TLDR; 900s and 905s are probably better as data drives.

Yes.

Whattteva · May 3, 2024, 1:31am

This is true, but data loss isn’t the reason why I mentioned it. It’s because in order for sync writes to actually be performant, it needs PLP. I didn’t mention it for the data safety, though that is partially why it’s required.

If you tried to use a device that doesn’t have it for sync writes (ie. cheap consumer drives), you will see sync writes CRAWL if you do any heavy sustained writes large enough to exhaust the write cache.

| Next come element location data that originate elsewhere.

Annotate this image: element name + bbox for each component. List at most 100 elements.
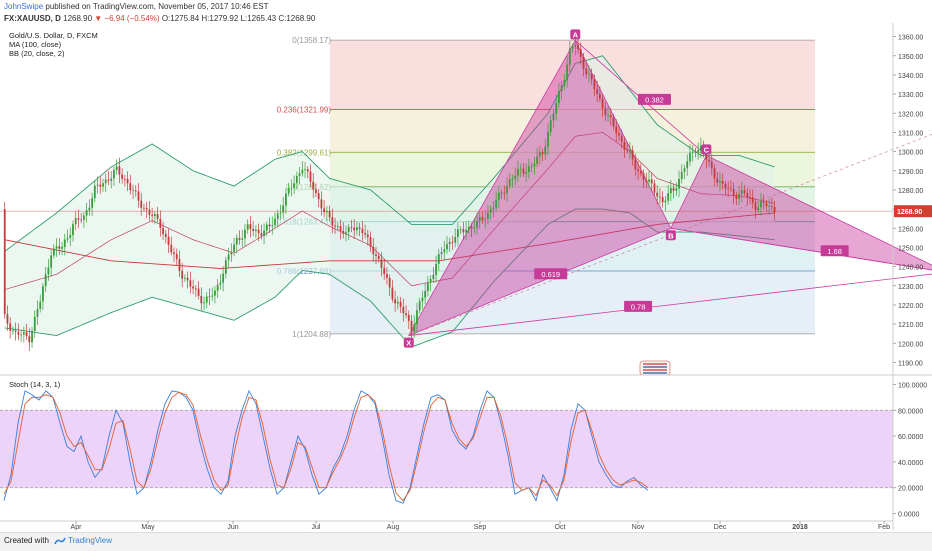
stoch-tick-label: 40.0000 — [898, 460, 923, 467]
candle-body — [121, 174, 124, 179]
price-tick-label: 1330.00 — [898, 92, 923, 99]
candle-body — [478, 217, 481, 222]
candle-body — [334, 225, 336, 227]
candle-body — [699, 146, 702, 151]
candle-body — [697, 150, 700, 153]
time-tick-label: Apr — [71, 524, 83, 531]
time-tick-label: Feb — [878, 524, 890, 531]
candle-body — [601, 98, 604, 109]
candle-body — [394, 299, 397, 304]
candle-body — [407, 314, 410, 321]
candle-body — [301, 169, 304, 174]
candle-body — [691, 151, 694, 153]
candle-body — [566, 64, 569, 81]
legend-ma[interactable]: MA (100, close) — [9, 40, 62, 49]
candle-body — [170, 244, 173, 253]
candle-body — [148, 209, 151, 215]
legend-title[interactable]: Gold/U.S. Dollar, D, FXCM — [9, 31, 98, 40]
candle-body — [126, 178, 129, 184]
candle-body — [735, 195, 738, 199]
price-tick-label: 1290.00 — [898, 169, 923, 176]
time-tick-label: Sep — [474, 524, 487, 531]
last-price-label: 1268.90 — [897, 209, 922, 216]
candle-body — [186, 277, 189, 281]
candle-body — [203, 302, 205, 304]
price-tick-label: 1190.00 — [898, 360, 923, 367]
candle-body — [437, 254, 440, 264]
candle-body — [194, 288, 197, 290]
legend-stoch[interactable]: Stoch (14, 3, 1) — [9, 380, 61, 389]
candle-body — [140, 200, 143, 208]
candle-body — [607, 115, 609, 117]
price-tick-label: 1200.00 — [898, 341, 923, 348]
candle-body — [596, 89, 599, 95]
candle-body — [328, 210, 331, 218]
axes: 1190.00 1200.00 1210.00 1220.00 1230.00 1240.… — [0, 23, 932, 531]
bollinger-basis — [4, 132, 775, 290]
price-tick-label: 1260.00 — [898, 226, 923, 233]
candle-body — [467, 226, 470, 230]
author-link[interactable]: JohnSwipe — [4, 2, 44, 11]
candle-body — [50, 255, 53, 268]
candle-body — [746, 193, 749, 197]
candle-body — [118, 166, 121, 175]
candle-body — [424, 290, 427, 298]
candle-body — [244, 229, 246, 239]
tradingview-link[interactable]: TradingView — [68, 536, 113, 545]
price-tick-label: 1230.00 — [898, 284, 923, 291]
candle-body — [9, 323, 12, 331]
price-tick-label: 1220.00 — [898, 303, 923, 310]
candle-body — [6, 314, 9, 324]
candle-body — [93, 185, 96, 199]
ratio-box — [637, 93, 671, 105]
stochastic-pane[interactable] — [0, 389, 893, 504]
candle-body — [77, 218, 80, 220]
candle-body — [366, 234, 369, 238]
candle-body — [413, 324, 416, 332]
candle-body — [219, 282, 222, 285]
candle-body — [497, 192, 500, 200]
pattern-bd-line — [670, 227, 932, 271]
candle-body — [61, 246, 63, 249]
candle-body — [629, 150, 631, 152]
published-text: published on TradingView.com, November 0… — [45, 2, 269, 11]
candle-body — [738, 193, 740, 199]
candle-body — [102, 183, 104, 187]
time-tick-label: 2018 — [792, 524, 808, 531]
candle-body — [260, 233, 263, 236]
candle-body — [686, 161, 689, 169]
candle-body — [552, 113, 555, 121]
candle-body — [558, 90, 560, 103]
candle-body — [429, 279, 432, 283]
candle-body — [33, 316, 36, 331]
candle-body — [457, 229, 459, 238]
candle-body — [222, 273, 225, 283]
candle-body — [31, 330, 33, 343]
candle-body — [69, 235, 72, 238]
candle-body — [588, 73, 590, 75]
candle-body — [276, 213, 279, 219]
candle-body — [410, 320, 413, 332]
candle-body — [694, 151, 697, 153]
candle-body — [577, 44, 579, 50]
candle-body — [345, 232, 347, 234]
candle-body — [730, 188, 732, 190]
candle-body — [426, 282, 429, 291]
candle-body — [443, 249, 446, 253]
candle-body — [3, 209, 6, 315]
candle-body — [648, 179, 650, 182]
candle-body — [740, 190, 743, 194]
candle-body — [358, 227, 361, 229]
ratio-label: 0.78 — [631, 302, 646, 311]
candle-body — [173, 252, 175, 254]
candle-body — [22, 332, 25, 335]
candle-body — [470, 226, 473, 229]
legend-bb[interactable]: BB (20, close, 2) — [9, 49, 65, 58]
candle-body — [153, 214, 156, 217]
candle-body — [113, 169, 115, 179]
candle-body — [339, 226, 342, 231]
candle-body — [650, 179, 653, 184]
candle-body — [465, 229, 467, 233]
candle-body — [304, 169, 306, 171]
price-pane[interactable]: 0(1358.17)0.236(1321.99)0.382(1299.61)0.… — [0, 29, 932, 376]
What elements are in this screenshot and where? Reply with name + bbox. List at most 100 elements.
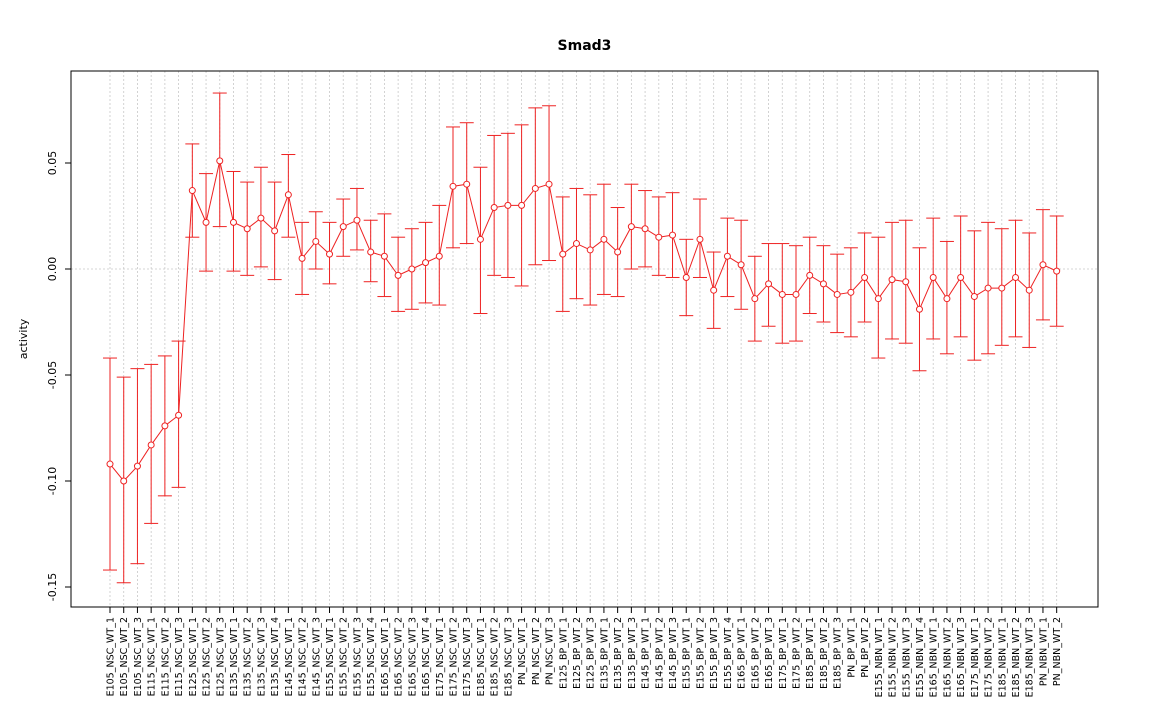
data-point	[545, 180, 553, 188]
data-point	[408, 265, 416, 273]
chart-title: Smad3	[558, 38, 612, 54]
x-tick-label: PN_BP_WT_1	[846, 617, 857, 678]
data-point	[1053, 267, 1061, 275]
x-tick-label: E125_BP_WT_3	[586, 617, 597, 689]
data-point	[531, 184, 539, 192]
x-tick-label: E145_BP_WT_1	[641, 617, 652, 689]
x-tick-label: E165_NSC_WT_3	[407, 617, 418, 696]
x-tick-label: E185_NBN_WT_1	[997, 617, 1008, 697]
x-tick-label: E125_NSC_WT_1	[188, 617, 199, 696]
data-point	[271, 227, 279, 235]
x-tick-label: E155_BP_WT_3	[709, 617, 720, 689]
x-tick-label: E165_BP_WT_3	[764, 617, 775, 689]
y-tick-label: 0.05	[46, 151, 59, 176]
x-tick-label: E135_NSC_WT_3	[256, 617, 267, 696]
x-tick-label: E145_BP_WT_2	[654, 617, 665, 689]
x-tick-label: E155_NSC_WT_1	[325, 617, 336, 696]
data-point	[243, 225, 251, 233]
x-tick-label: E155_BP_WT_1	[682, 617, 693, 689]
data-point	[394, 271, 402, 279]
x-tick-label: E165_NSC_WT_1	[380, 617, 391, 696]
data-point	[847, 288, 855, 296]
x-tick-label: E165_NBN_WT_2	[942, 617, 953, 697]
x-tick-label: E105_NSC_WT_2	[119, 617, 130, 696]
data-point	[957, 273, 965, 281]
x-tick-label: PN_NBN_WT_1	[1038, 617, 1049, 686]
data-point	[737, 261, 745, 269]
x-tick-label: E115_NSC_WT_2	[160, 617, 171, 696]
data-point	[257, 214, 265, 222]
data-point	[298, 254, 306, 262]
data-point	[202, 218, 210, 226]
data-point	[504, 201, 512, 209]
data-point	[463, 180, 471, 188]
x-tick-label: E155_NSC_WT_2	[339, 617, 350, 696]
x-tick-label: E145_BP_WT_3	[668, 617, 679, 689]
x-tick-label: E125_NSC_WT_2	[202, 617, 213, 696]
data-point	[915, 305, 923, 313]
x-tick-label: E185_NBN_WT_3	[1025, 617, 1036, 697]
x-tick-label: E155_NBN_WT_1	[874, 617, 885, 697]
x-tick-label: PN_NSC_WT_1	[517, 617, 528, 685]
data-point	[449, 182, 457, 190]
data-point	[518, 201, 526, 209]
x-tick-label: E155_NBN_WT_2	[888, 617, 899, 697]
x-tick-label: E105_NSC_WT_1	[106, 617, 117, 696]
x-tick-label: E135_BP_WT_1	[599, 617, 610, 689]
x-tick-label: E185_NSC_WT_1	[476, 617, 487, 696]
data-point	[353, 216, 361, 224]
data-point	[984, 284, 992, 292]
x-tick-label: E135_NSC_WT_2	[243, 617, 254, 696]
x-tick-label: E145_NSC_WT_1	[284, 617, 295, 696]
data-point	[161, 422, 169, 430]
data-point	[861, 273, 869, 281]
plot-frame	[70, 70, 1099, 608]
data-point	[188, 187, 196, 195]
data-point	[819, 280, 827, 288]
x-tick-label: E115_NSC_WT_1	[147, 617, 158, 696]
data-point	[641, 225, 649, 233]
data-point	[998, 284, 1006, 292]
x-tick-label: E175_NSC_WT_1	[435, 617, 446, 696]
x-tick-label: E125_BP_WT_2	[572, 617, 583, 689]
x-tick-label: E135_NSC_WT_4	[270, 617, 281, 696]
data-point	[888, 276, 896, 284]
y-axis-label: activity	[17, 318, 30, 359]
errorbar-layer	[103, 92, 1064, 584]
data-point	[435, 252, 443, 260]
data-point	[874, 295, 882, 303]
data-point	[367, 248, 375, 256]
x-tick-label: E165_NSC_WT_4	[421, 617, 432, 696]
x-tick-label: PN_NBN_WT_2	[1052, 617, 1063, 686]
x-tick-label: E185_NSC_WT_2	[490, 617, 501, 696]
data-point	[380, 252, 388, 260]
data-point	[422, 259, 430, 267]
x-tick-label: E105_NSC_WT_3	[133, 617, 144, 696]
x-tick-label: E165_NBN_WT_3	[956, 617, 967, 697]
data-point	[490, 204, 498, 212]
y-tick-label: -0.05	[46, 361, 59, 389]
x-tick-label: E175_BP_WT_2	[792, 617, 803, 689]
data-point	[723, 252, 731, 260]
data-point	[229, 218, 237, 226]
x-tick-label: E145_NSC_WT_3	[311, 617, 322, 696]
data-point	[559, 250, 567, 258]
line-layer	[109, 160, 1057, 482]
data-point	[792, 290, 800, 298]
y-axis: -0.15 -0.10 -0.05 0.00 0.05	[46, 151, 71, 601]
data-point	[175, 411, 183, 419]
x-tick-label: E155_NBN_WT_4	[915, 617, 926, 697]
data-point	[682, 273, 690, 281]
data-point	[326, 250, 334, 258]
data-point	[133, 462, 141, 470]
x-tick-label: PN_BP_WT_2	[860, 617, 871, 678]
x-tick-label: E135_BP_WT_2	[613, 617, 624, 689]
x-tick-label: E155_BP_WT_4	[723, 617, 734, 689]
x-tick-label: E185_BP_WT_1	[805, 617, 816, 689]
data-point	[106, 460, 114, 468]
grid-layer	[71, 71, 1098, 607]
data-point	[902, 278, 910, 286]
data-point	[833, 290, 841, 298]
data-point	[655, 233, 663, 241]
data-point	[696, 235, 704, 243]
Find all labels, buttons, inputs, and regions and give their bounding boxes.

Just search for “slow sync writes” on Google, you can see a lot of people asking this question. Here’s one thread from Proxmox forums where the OP incorrectly thinks “any SSD = fast sync writes”, which he learned is obviously false the hard way.

Rand · May 3, 2024, 6:02am

There are a lot of cheaper offers from China like this one
375GB SSD INTEL P4800X U2 SSDPE21K375GA01 DWPD Solid State Drive Origial New | eBay .

I bought a few from this guy a couple of months back and they all are fine.
Working well, warranty is valid, performance checking out, ESXi didnt complain either (for VSAN), so pretty happy with them.

That said, never had an issue with a 900p as slog either

etorix · May 3, 2024, 8:14am

Great price! But a disassembler near me has 400 GB and 800 GB Dell-rebranded Optane DC P5800X for 399,- E and 599,- E.